LANI visibly gained pounds when she reported to work after going on maternity leave. Sensitive to her officemates’ comments about her weight gain, she cut back on meals and snacks. She recalled that not long after her dieting, she started giving her baby formula milk more often because she observed that he was no longer satisfied when she nursed him.
While the family ate at the restaurant, a four-month-old baby in the pram sucked on a pacifier. Watching his relations eat, the baby pursed his lips and sucked harder on the pacifier. Relations noticed and an uncle offered a piece of bread, which the baby grabbed and popped into his mouth. Relatives expressed their delight and someone took a photo of the baby sucking on the morsel.
The socio-cultural setting challenges the practice of promoting exclusive breastfeeding (EBF) for the first six months in the country.
Due to the sustained promotion by the Department of Health (DOH) and other breastfeeding advocates, breastfeeding is more widely accepted nowadays. However, maximizing the gains for both child and mother from EBF is often derailed by the best intentions and limited awareness of members of a mother’s inner social circle.
Demolishing myths
Mothers should keep in mind that their baby’s health will mirror what its mother is eating.
Thus, the Food Nutrition and Research Institute (FNRI) emphasizes that instead of dieting to regain their post-pregnancy bodies, nursing mothers should focus on eating food that will help them produce more milk.
This means foods rich in protein, iron and calcium, such as shellfish, small fish, green leafy vegetables, fruits, and fluids, like water, soup and juice.
Breastfeeding requires from 500 to 1,000 calories a day. Proper nutrition and rest are important for mothers to nurse effectively.
According to the Breastfeeding Tsek (or Tama Sapat EKsklusibo) campaign of the Department of Health (DOH), which promotes breastfeeding for child survival, “practically all mothers can breastfeed.” There are only “few true contraindications” that prevent mothers from nursing, such as heart failure and serious kidney, liver or lung disease.
The more frequently a baby nurses, the more milk his mother will produce. This contradicts another myth that some women are not fit to nurse because of small breasts, lack of milk, or other misconceptions.
Another widely held belief that sick mothers should not breastfeed to avoid infecting their babies is also not true, points out the DOH in its website. Exposed to illness or infection, a nursing mother will manufacture antibodies, which are found in her milk. Thus, instead of suckling her sickness, a nursing infant will imbibe the antibodies in her mother’s milk, which will also protect the baby.
Even a malnourished mother should still breastfeed because “breast milk is designed to provide for and protect the baby even in times of hardship and famine.” In evacuation centers during disasters, a mother’s milk is infinitely safer than using formula milk donations, which require boiling water and sterilized milk bottles and rubber nipples.
Circles of champions
This year’s celebration of Breastfeeding Month should encourage public and private stakeholders to form champions for breastfeeding best practices by strengthening the inner circle of family, friends, and work place that strongly influence a mother’s decision to breastfeed or not her baby.
The World Health Organization notes that improving the practice of optimal breastfeeding practices, like the EBF, will prevent as much as 13 percent of the deaths of 0.6 million children aged five years and below every year.
In the country, out of every 100 infants aged 0-5 months old, 36 were exclusively breastfed; 37 were breastfed but also given complementary food; and 27 were fed with formula milk and other foods, according to the 7th National Nutrition Survey conducted by the Department of Science and Technology and the FNRI.
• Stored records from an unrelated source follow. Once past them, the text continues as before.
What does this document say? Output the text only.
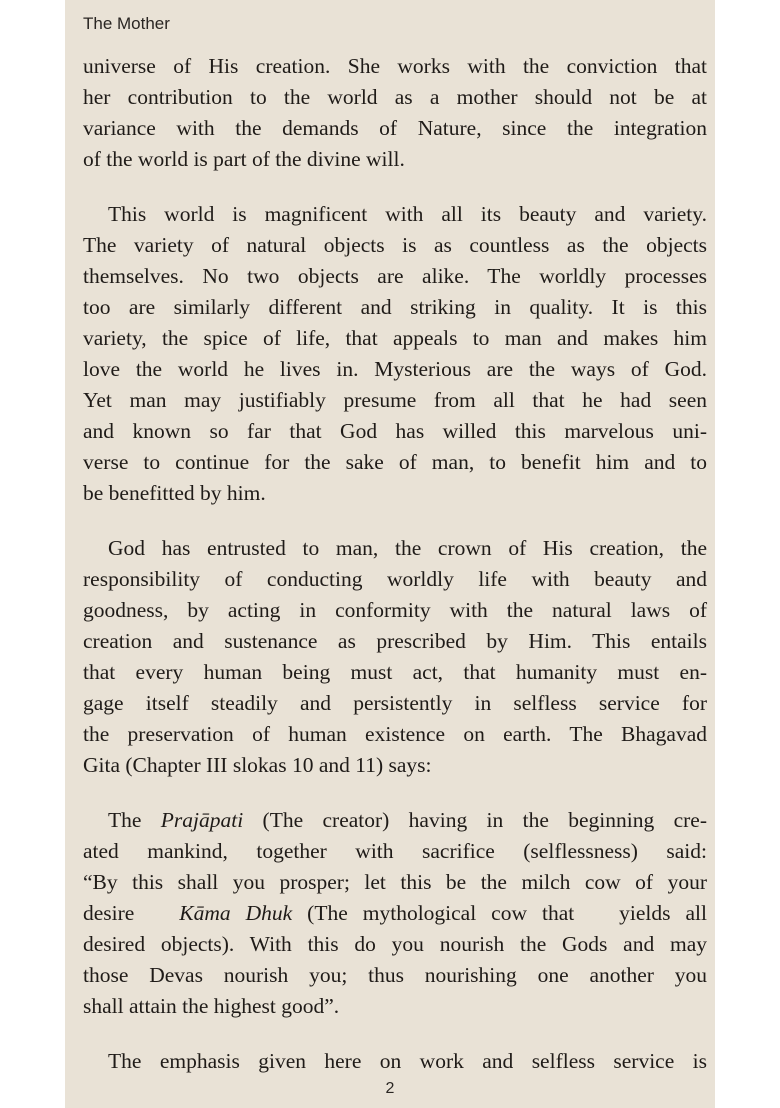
The Mother
universe of His creation. She works with the conviction that
her contribution to the world as a mother should not be at
variance with the demands of Nature, since the integration
of the world is part of the divine will.
This world is magnificent with all its beauty and variety.
The variety of natural objects is as countless as the objects
themselves. No two objects are alike. The worldly processes
too are similarly different and striking in quality. It is this
variety, the spice of life, that appeals to man and makes him
love the world he lives in. Mysterious are the ways of God.
Yet man may justifiably presume from all that he had seen
and known so far that God has willed this marvelous uni-
verse to continue for the sake of man, to benefit him and to
be benefitted by him.
God has entrusted to man, the crown of His creation, the
responsibility of conducting worldly life with beauty and
goodness, by acting in conformity with the natural laws of
creation and sustenance as prescribed by Him. This entails
that every human being must act, that humanity must en-
gage itself steadily and persistently in selfless service for
the preservation of human existence on earth. The Bhagavad
Gita (Chapter III slokas 10 and 11) says:
The Prajāpati (The creator) having in the beginning cre-
ated mankind, together with sacrifice (selflessness) said:
“By this shall you prosper; let this be the milch cow of your
desire   Kāma Dhuk (The mythological cow that   yields all
desired objects). With this do you nourish the Gods and may
those Devas nourish you; thus nourishing one another you
shall attain the highest good”.
The emphasis given here on work and selfless service is
2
Often, in Filipino families, the decision-makers over the feeding of a baby are not the mothers but grandmothers, mothers-in-law, and spouses or partners. The decision to give a baby a pacifier instead of its mother’s breast in public places is dictated by social decorum or prejudice that only the poor and uneducated will nurse in public.
Strengthening the circle of champions for breastfeeding means reaching out through education to those who shape decisively the future of mother and child.